Thanks to Tour de France champion Lance Armstrong, cycling has become a popular American sport. When the weather is not ideal, many cyclists practice the sport indoors on stationary bikes, usually referred to as Spin bikes. Once you get the hang of Spinning, you'll definitely want to include hovering in your workouts.
Keep your legs moving at a steady cadence. Establish a 60 percent to 70 percent effort. Move at a quick pace, but don't sprint.
Crouch down into the hover position. Your back should be as flat as possible. Try to make it parallel to the floor.
Move your hands toward the front of the handlebars. Cycling requires your hands to move up and down the bike, depending on where your body is placing the most pressure.
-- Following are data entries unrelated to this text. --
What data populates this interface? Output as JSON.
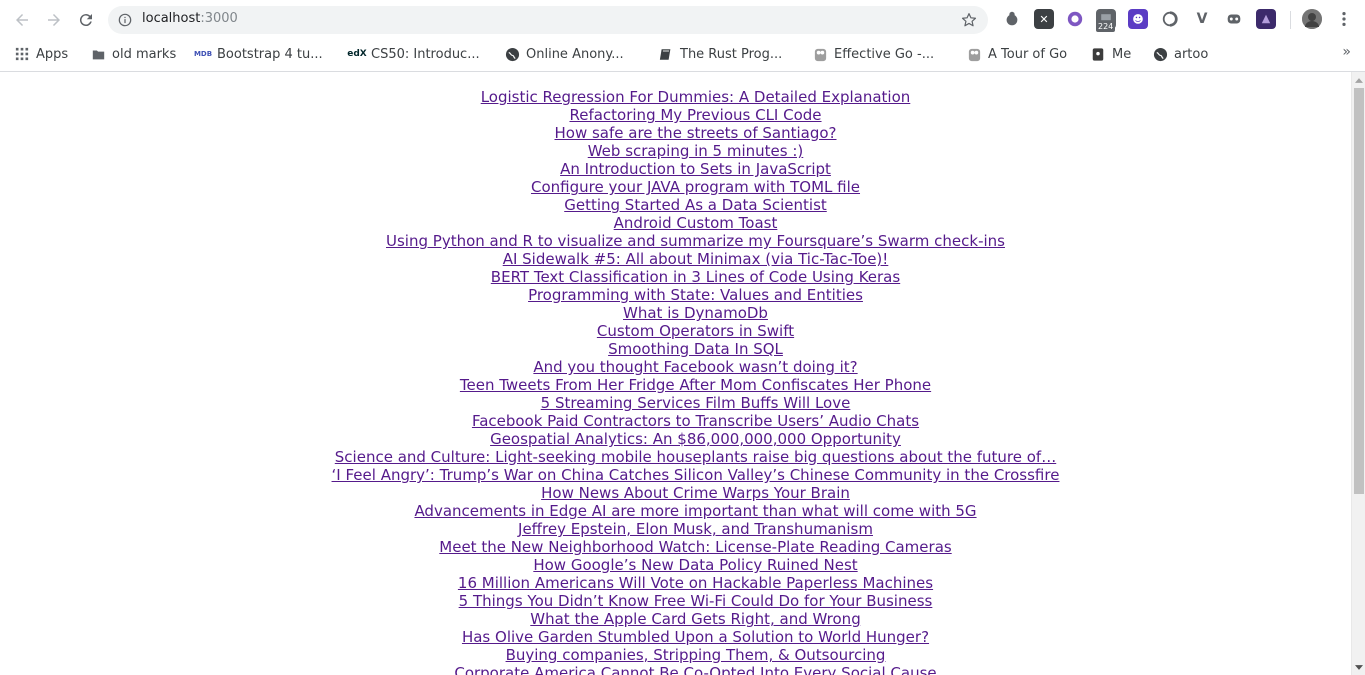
{
  "browser": {
    "url_host": "localhost",
    "url_port": ":3000",
    "extension_badge": "224"
  },
  "bookmarks": [
    {
      "label": "Apps",
      "icon": "apps-grid-icon"
    },
    {
      "label": "old marks",
      "icon": "folder-icon"
    },
    {
      "label": "Bootstrap 4 tu...",
      "icon": "mdb-icon"
    },
    {
      "label": "CS50: Introduc...",
      "icon": "edx-icon"
    },
    {
      "label": "Online Anony...",
      "icon": "globe-icon"
    },
    {
      "label": "The Rust Prog...",
      "icon": "book-icon"
    },
    {
      "label": "Effective Go -...",
      "icon": "gopher-icon"
    },
    {
      "label": "A Tour of Go",
      "icon": "gopher-icon"
    },
    {
      "label": "Me",
      "icon": "bookmark-dark-icon"
    },
    {
      "label": "artoo",
      "icon": "globe-icon"
    }
  ],
  "articles": [
    "Logistic Regression For Dummies: A Detailed Explanation",
    "Refactoring My Previous CLI Code",
    "How safe are the streets of Santiago?",
    "Web scraping in 5 minutes :)",
    "An Introduction to Sets in JavaScript",
    "Configure your JAVA program with TOML file",
    "Getting Started As a Data Scientist",
    "Android Custom Toast",
    "Using Python and R to visualize and summarize my Foursquare’s Swarm check-ins",
    "AI Sidewalk #5: All about Minimax (via Tic-Tac-Toe)!",
    "BERT Text Classification in 3 Lines of Code Using Keras",
    "Programming with State: Values and Entities",
    "What is DynamoDb",
    "Custom Operators in Swift",
    "Smoothing Data In SQL",
    "And you thought Facebook wasn’t doing it?",
    "Teen Tweets From Her Fridge After Mom Confiscates Her Phone",
    "5 Streaming Services Film Buffs Will Love",
    "Facebook Paid Contractors to Transcribe Users’ Audio Chats",
    "Geospatial Analytics: An $86,000,000,000 Opportunity",
    "Science and Culture: Light-seeking mobile houseplants raise big questions about the future of…",
    "‘I Feel Angry’: Trump’s War on China Catches Silicon Valley’s Chinese Community in the Crossfire",
    "How News About Crime Warps Your Brain",
    "Advancements in Edge AI are more important than what will come with 5G",
    "Jeffrey Epstein, Elon Musk, and Transhumanism",
    "Meet the New Neighborhood Watch: License-Plate Reading Cameras",
    "How Google’s New Data Policy Ruined Nest",
    "16 Million Americans Will Vote on Hackable Paperless Machines",
    "5 Things You Didn’t Know Free Wi-Fi Could Do for Your Business",
    "What the Apple Card Gets Right, and Wrong",
    "Has Olive Garden Stumbled Upon a Solution to World Hunger?",
    "Buying companies, Stripping Them, & Outsourcing",
    "Corporate America Cannot Be Co-Opted Into Every Social Cause"
  ],
  "colors": {
    "link_visited": "#551a8b",
    "chrome_bg": "#ffffff",
    "omnibox_bg": "#f1f3f4"
  }
}
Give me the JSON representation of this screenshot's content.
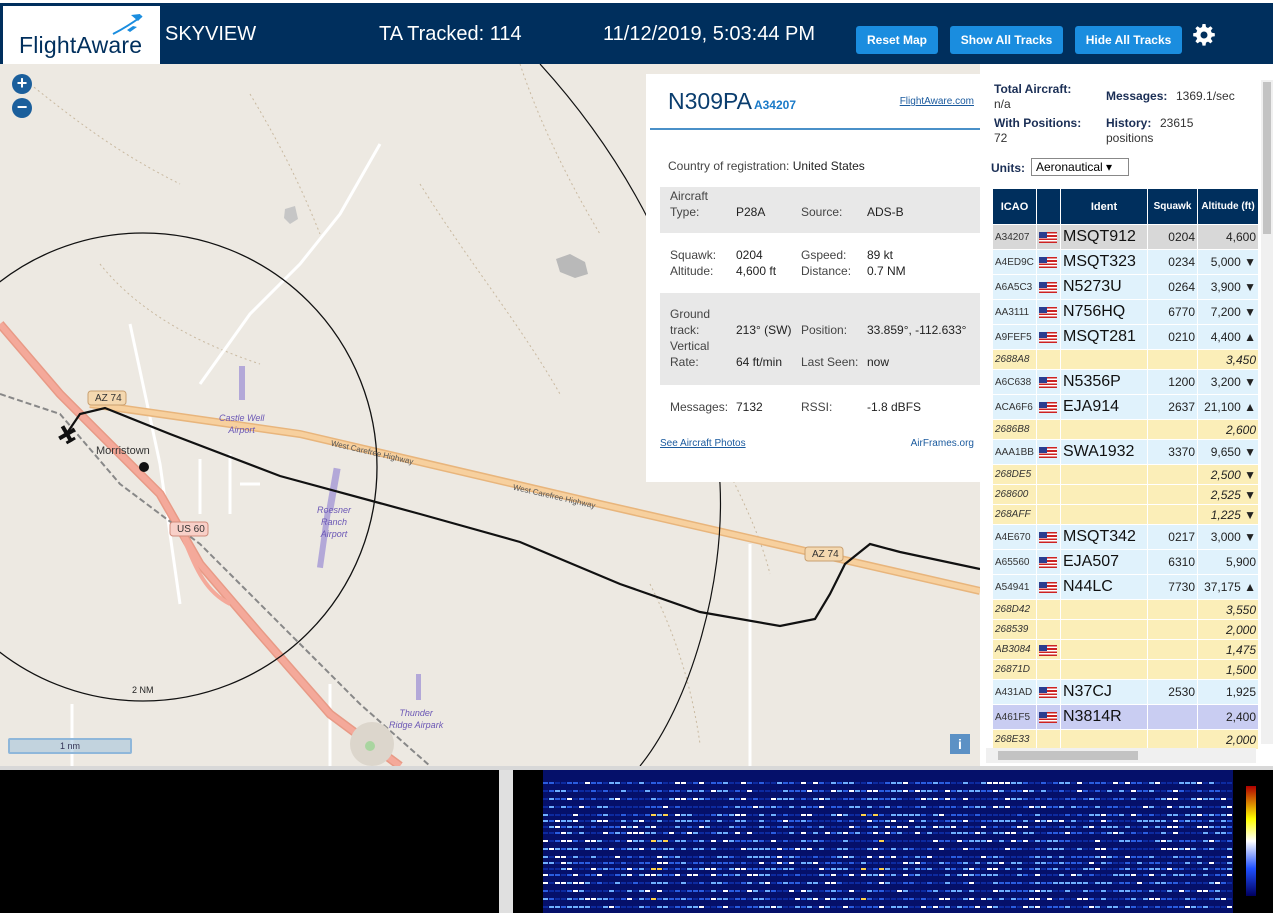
{
  "header": {
    "logo": "FlightAware",
    "app_name": "SKYVIEW",
    "tracked": "TA Tracked: 114",
    "datetime": "11/12/2019, 5:03:44 PM",
    "buttons": {
      "reset": "Reset Map",
      "show": "Show All Tracks",
      "hide": "Hide All Tracks"
    }
  },
  "map": {
    "zoom_in": "+",
    "zoom_out": "−",
    "town": "Morristown",
    "road_az74_a": "AZ 74",
    "road_az74_b": "AZ 74",
    "road_us60": "US 60",
    "highway_label_1": "West Carefree Highway",
    "highway_label_2": "West Carefree Highway",
    "airport_1": [
      "Castle Well",
      "Airport"
    ],
    "airport_2": [
      "Roesner",
      "Ranch",
      "Airport"
    ],
    "airport_3": [
      "Thunder",
      "Ridge Airpark"
    ],
    "range_ring_label": "2 NM",
    "scale": "1 nm",
    "info": "i"
  },
  "popup": {
    "registration": "N309PA",
    "hex": "A34207",
    "fa_link": "FlightAware.com",
    "country_label": "Country of registration:",
    "country": "United States",
    "aircraft_type_label": "Aircraft",
    "type_label": "Type:",
    "type": "P28A",
    "source_label": "Source:",
    "source": "ADS-B",
    "squawk_label": "Squawk:",
    "squawk": "0204",
    "gspeed_label": "Gspeed:",
    "gspeed": "89 kt",
    "altitude_label": "Altitude:",
    "altitude": "4,600 ft",
    "distance_label": "Distance:",
    "distance": "0.7 NM",
    "ground_label": "Ground",
    "track_label": "track:",
    "track": "213° (SW)",
    "position_label": "Position:",
    "position": "33.859°, -112.633°",
    "vertical_label": "Vertical",
    "rate_label": "Rate:",
    "rate": "64 ft/min",
    "last_seen_label": "Last Seen:",
    "last_seen": "now",
    "messages_label": "Messages:",
    "messages": "7132",
    "rssi_label": "RSSI:",
    "rssi": "-1.8 dBFS",
    "photos_link": "See Aircraft Photos",
    "airframes_link": "AirFrames.org"
  },
  "sidebar": {
    "total_label": "Total Aircraft:",
    "total_value": "n/a",
    "messages_label": "Messages:",
    "messages_value": "1369.1/sec",
    "positions_label": "With Positions:",
    "positions_value": "72",
    "history_label": "History:",
    "history_value": "23615",
    "history_unit": "positions",
    "units_label": "Units:",
    "units_value": "Aeronautical ▾",
    "columns": [
      "ICAO",
      "",
      "Ident",
      "Squawk",
      "Altitude (ft)"
    ],
    "rows": [
      {
        "icao": "A34207",
        "flag": true,
        "ident": "MSQT912",
        "squawk": "0204",
        "alt": "4,600",
        "kind": "sel"
      },
      {
        "icao": "A4ED9C",
        "flag": true,
        "ident": "MSQT323",
        "squawk": "0234",
        "alt": "5,000 ▼",
        "kind": "adsb"
      },
      {
        "icao": "A6A5C3",
        "flag": true,
        "ident": "N5273U",
        "squawk": "0264",
        "alt": "3,900 ▼",
        "kind": "adsb"
      },
      {
        "icao": "AA3111",
        "flag": true,
        "ident": "N756HQ",
        "squawk": "6770",
        "alt": "7,200 ▼",
        "kind": "adsb"
      },
      {
        "icao": "A9FEF5",
        "flag": true,
        "ident": "MSQT281",
        "squawk": "0210",
        "alt": "4,400 ▲",
        "kind": "adsb"
      },
      {
        "icao": "2688A8",
        "flag": false,
        "ident": "",
        "squawk": "",
        "alt": "3,450",
        "kind": "mlat"
      },
      {
        "icao": "A6C638",
        "flag": true,
        "ident": "N5356P",
        "squawk": "1200",
        "alt": "3,200 ▼",
        "kind": "adsb"
      },
      {
        "icao": "ACA6F6",
        "flag": true,
        "ident": "EJA914",
        "squawk": "2637",
        "alt": "21,100 ▲",
        "kind": "adsb"
      },
      {
        "icao": "2686B8",
        "flag": false,
        "ident": "",
        "squawk": "",
        "alt": "2,600",
        "kind": "mlat"
      },
      {
        "icao": "AAA1BB",
        "flag": true,
        "ident": "SWA1932",
        "squawk": "3370",
        "alt": "9,650 ▼",
        "kind": "adsb"
      },
      {
        "icao": "268DE5",
        "flag": false,
        "ident": "",
        "squawk": "",
        "alt": "2,500 ▼",
        "kind": "mlat"
      },
      {
        "icao": "268600",
        "flag": false,
        "ident": "",
        "squawk": "",
        "alt": "2,525 ▼",
        "kind": "mlat"
      },
      {
        "icao": "268AFF",
        "flag": false,
        "ident": "",
        "squawk": "",
        "alt": "1,225 ▼",
        "kind": "mlat"
      },
      {
        "icao": "A4E670",
        "flag": true,
        "ident": "MSQT342",
        "squawk": "0217",
        "alt": "3,000 ▼",
        "kind": "adsb"
      },
      {
        "icao": "A65560",
        "flag": true,
        "ident": "EJA507",
        "squawk": "6310",
        "alt": "5,900",
        "kind": "adsb"
      },
      {
        "icao": "A54941",
        "flag": true,
        "ident": "N44LC",
        "squawk": "7730",
        "alt": "37,175 ▲",
        "kind": "adsb"
      },
      {
        "icao": "268D42",
        "flag": false,
        "ident": "",
        "squawk": "",
        "alt": "3,550",
        "kind": "mlat"
      },
      {
        "icao": "268539",
        "flag": false,
        "ident": "",
        "squawk": "",
        "alt": "2,000",
        "kind": "mlat"
      },
      {
        "icao": "AB3084",
        "flag": true,
        "ident": "",
        "squawk": "",
        "alt": "1,475",
        "kind": "mlat"
      },
      {
        "icao": "26871D",
        "flag": false,
        "ident": "",
        "squawk": "",
        "alt": "1,500",
        "kind": "mlat"
      },
      {
        "icao": "A431AD",
        "flag": true,
        "ident": "N37CJ",
        "squawk": "2530",
        "alt": "1,925",
        "kind": "adsb"
      },
      {
        "icao": "A461F5",
        "flag": true,
        "ident": "N3814R",
        "squawk": "",
        "alt": "2,400",
        "kind": "hl"
      },
      {
        "icao": "268E33",
        "flag": false,
        "ident": "",
        "squawk": "",
        "alt": "2,000",
        "kind": "mlat"
      }
    ]
  },
  "colors": {
    "header_bg": "#002f5d",
    "button": "#1a8ddf",
    "adsb_row": "#e0f2fc",
    "mlat_row": "#fbeeb8"
  },
  "icons": {
    "settings": "gear-icon",
    "logo_plane": "plane-icon",
    "aircraft": "aircraft-marker-icon"
  }
}
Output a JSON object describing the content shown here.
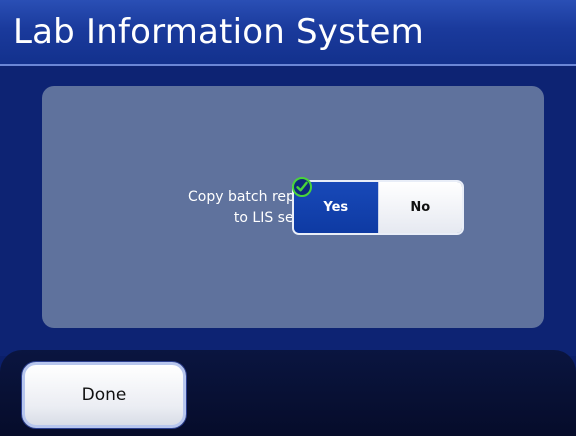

Since you are crouched low, extend the hands to the front to stretch the body and release upper arm pressure.
Adjust your backside so it is just above the saddle ("saddle" is cycling speak for a bike seat). If your backside is way in front of the saddle or way behind it, adjust your grasp on the handlebars to position you backside correctly.
Check to make sure your elbows are in. Bike riders have a tendency to let their arms move outward in a hover. Keep the elbows in and the arms tight to maintain proper cycling form.
Face the front and focus. Make sure your head stays up in a hover. Don't lower it to look at the handlebars or crane your neck to look from side to side. Spinning is a simulation of being outdoors. You might hear an instructor say, "Keep your eyes on the road." This is especially important in a hover.